The results from these experiments revealed a more complex picture of ICL than is commonly assumed. Contrary to the popular “few-shot” narrative, model performance consistently improved with more examples, often peaking between 50 and 100 shots. As the number of exemplars grew, the performance gap between the different LLMs and prompting styles began to shrink, suggesting that with enough data, the underlying learning mechanism becomes more important than the specific model or prompt.
While often the best-performing strategy, CoT also proved to be a double-edged sword.

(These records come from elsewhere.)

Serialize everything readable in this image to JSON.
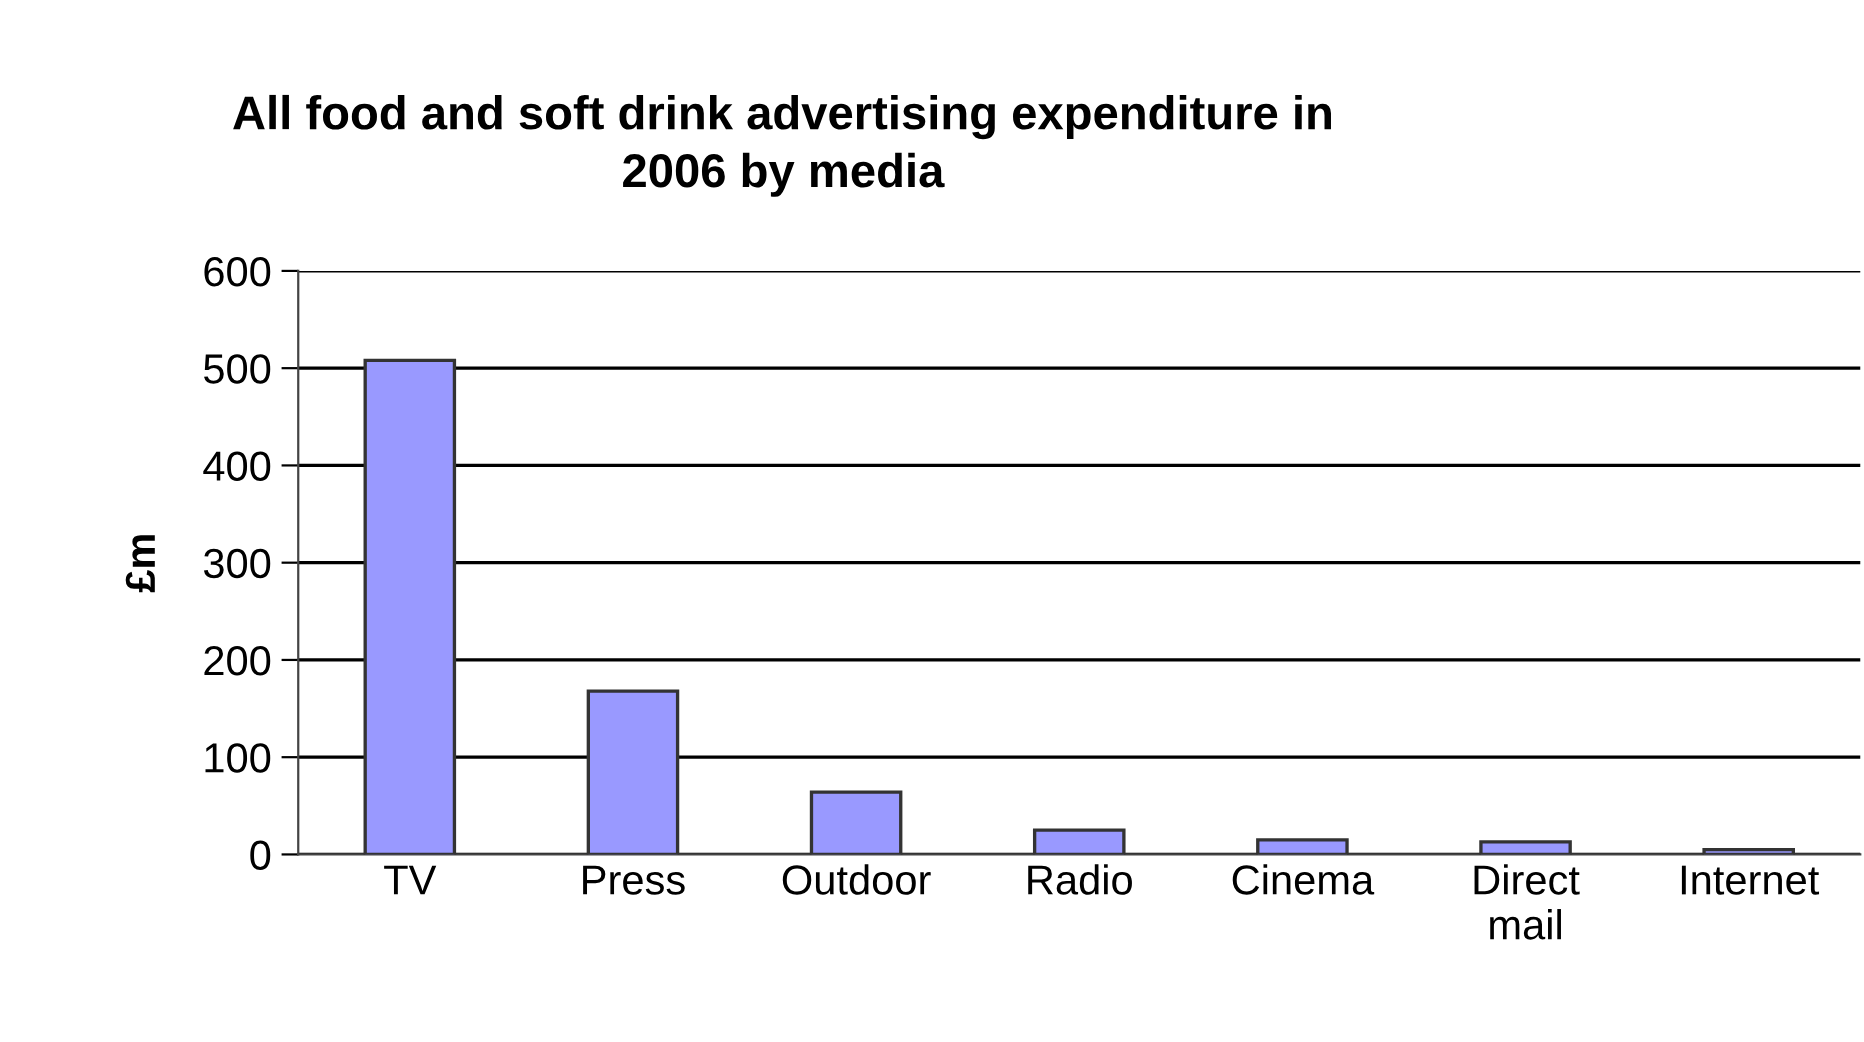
{
  "chart_data": {
    "type": "bar",
    "title": "All food and soft drink advertising expenditure in\n2006 by media",
    "ylabel": "£m",
    "categories": [
      "TV",
      "Press",
      "Outdoor",
      "Radio",
      "Cinema",
      "Direct\nmail",
      "Internet"
    ],
    "values": [
      508,
      168,
      64,
      25,
      15,
      13,
      5
    ],
    "color": "#9999ff",
    "ylim": [
      0,
      600
    ],
    "yticks": [
      0,
      100,
      200,
      300,
      400,
      500,
      600
    ],
    "grid": "y"
  }
}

It was the most brittle and sensitive to “out-of-distribution” (OOD) data (inputs that were structurally different from the examples in the prompt). This suggests that CoT helps the model overfit to the specific statistical patterns in the exemplars, making it powerful but not robust. Perhaps most surprisingly, the “Word Salad” prompts eventually performed nearly as well as those with clear, human-readable instructions. This indicates that LLMs lean heavily on the statistical structure of the prompt, often more so than the actual meaning of the words.
The study concludes that ICL is a form of learning where performance scales with the number of examples provided. However, it is an “ad hoc” process that over-focuses on spurious statistical features within the prompt. This makes it an unreliable mechanism for robust generalization, especially for tasks that require a deeper, more abstract understanding.